Show HN: Ghost Pepper – Local hold-to-talk speech-to-text for macOS (github.com)

by MattHart88 200 comments 467 points
Read article View on HN

200 comments

[−] arkensaw 39d ago
This is great, and I'm not knocking it, but every time I see these apps it reminds me of my phone.

My 2021 Google Pixel 6, when offline, can transcribe speech to text, and also corrects things contextually. it can make a mistake, and as I continue to speak, it will go back and correct something earlier in the sentence. What tech does Google have shoved in there that predates Whisper and Qwen by five years? And why do we now need a 1Gb of transformers to do it on a more powerful platform?

[−] pushedx 38d ago
It's the same model used for the WebSpeech API, which can operate entirely offline.

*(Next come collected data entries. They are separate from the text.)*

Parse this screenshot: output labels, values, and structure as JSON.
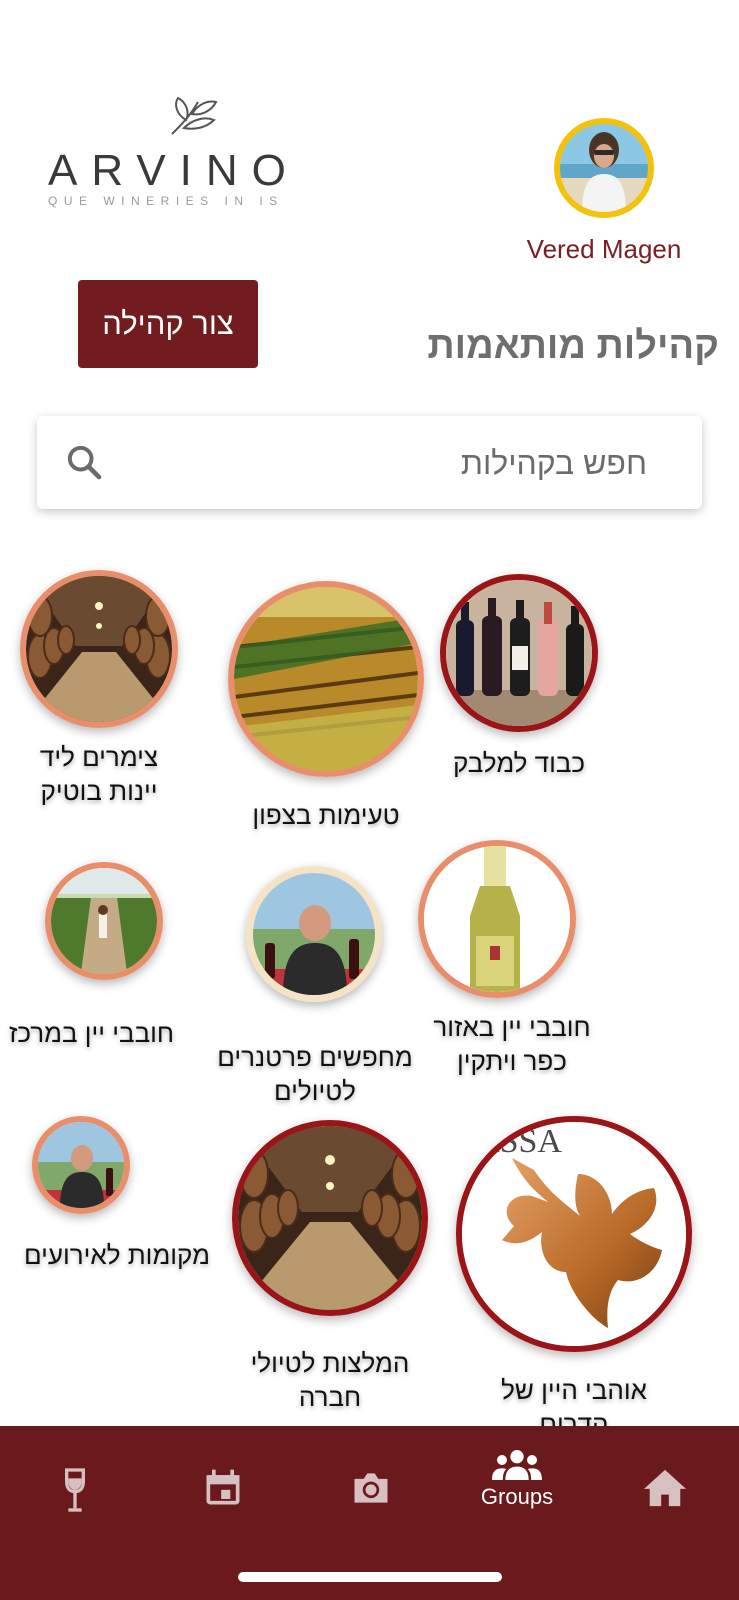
{
  "header": {
    "logo_text": "ARVINO",
    "logo_tagline": "QUE WINERIES IN IS",
    "user_name": "Vered Magen"
  },
  "toolbar": {
    "create_label": "צור קהילה",
    "title": "קהילות מותאמות"
  },
  "search": {
    "placeholder": "חפש בקהילות"
  },
  "communities": [
    {
      "label": "צימרים ליד יינות בוטיק",
      "image": "barrel-cellar",
      "ring_color": "#e98e6a"
    },
    {
      "label": "טעימות בצפון",
      "image": "vineyard-field",
      "ring_color": "#e98e6a"
    },
    {
      "label": "כבוד למלבק",
      "image": "wine-bottles",
      "ring_color": "#9a1418"
    },
    {
      "label": "חובבי יין במרכז",
      "image": "vineyard-path",
      "ring_color": "#e98e6a"
    },
    {
      "label": "מחפשים פרטנרים לטיולים",
      "image": "man-with-wine",
      "ring_color": "#f5e3c6"
    },
    {
      "label": "חובבי יין באזור כפר ויתקין",
      "image": "white-wine-bottle",
      "ring_color": "#e98e6a"
    },
    {
      "label": "מקומות לאירועים",
      "image": "man-with-wine",
      "ring_color": "#e98e6a"
    },
    {
      "label": "המלצות לטיולי חברה",
      "image": "barrel-cellar",
      "ring_color": "#9a1418"
    },
    {
      "label": "אוהבי היין של הדרום",
      "image": "vine-leaf-logo",
      "ring_color": "#9a1418"
    }
  ],
  "assaf_logo_text": "ASSA",
  "bottom_nav": {
    "items": [
      {
        "icon": "wine-glass-icon",
        "label": ""
      },
      {
        "icon": "calendar-icon",
        "label": ""
      },
      {
        "icon": "camera-icon",
        "label": ""
      },
      {
        "icon": "groups-icon",
        "label": "Groups"
      },
      {
        "icon": "home-icon",
        "label": ""
      }
    ]
  },
  "colors": {
    "brand": "#6a1a1d",
    "button": "#731c1f",
    "accent_salmon": "#e98e6a",
    "accent_red": "#9a1418",
    "avatar_ring": "#f4c20d"
  }
}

Google mostly funded the training of this model around 10 years ago, and it's quite good.

There are many websites that are simple frontends for this model which is built into Webkit and Blink based browsers. However to my knowledge the model is a blob packed into the apps which is not open source, hence the no Firefox support.

https://developer.mozilla.org/en-US/docs/Web/API/Web_Speech_...

https://www.google.com/intl/en/chrome/demos/speech.html

[−] com2kid 39d ago
Microsoft OneNote had this back in 2007 or so, granted the speech to text model wasn't nearly as advanced as they are now.

I was actually on the OneNote team when they were transitioning to an online only transcription model because there was no one left to maintain the on device legacy system.

It wasn't any sort of planned technical direction, just a lack of anyone wanting to maintain the old system.

[−] rudhdb773b 38d ago
I remember trying out some voice-to-text around 2002 that I believe was included with Windows XP.. or maybe Office?

You had to go through some training exercises to tune it to your voice, but then it worked fairly well for transcription or even interacting with applications.

[−] silon42 38d ago
OS/2 had it built in in 1996.
[−] adamsmark 39d ago
The accuracy is much lower though.

I've switched away from Gboard to Futo on Android and exclusively use MacWhisper on MacOS instead of the default Apple transcription model.

[−] dotancohen 39d ago
Any particular reason why you switched? I've been using Gboard for years, especially the text to speech in four languages. In the past few weeks, there was an update where the TTS feature is now in a separate "panel" of the keyboard, and it hardly works at all.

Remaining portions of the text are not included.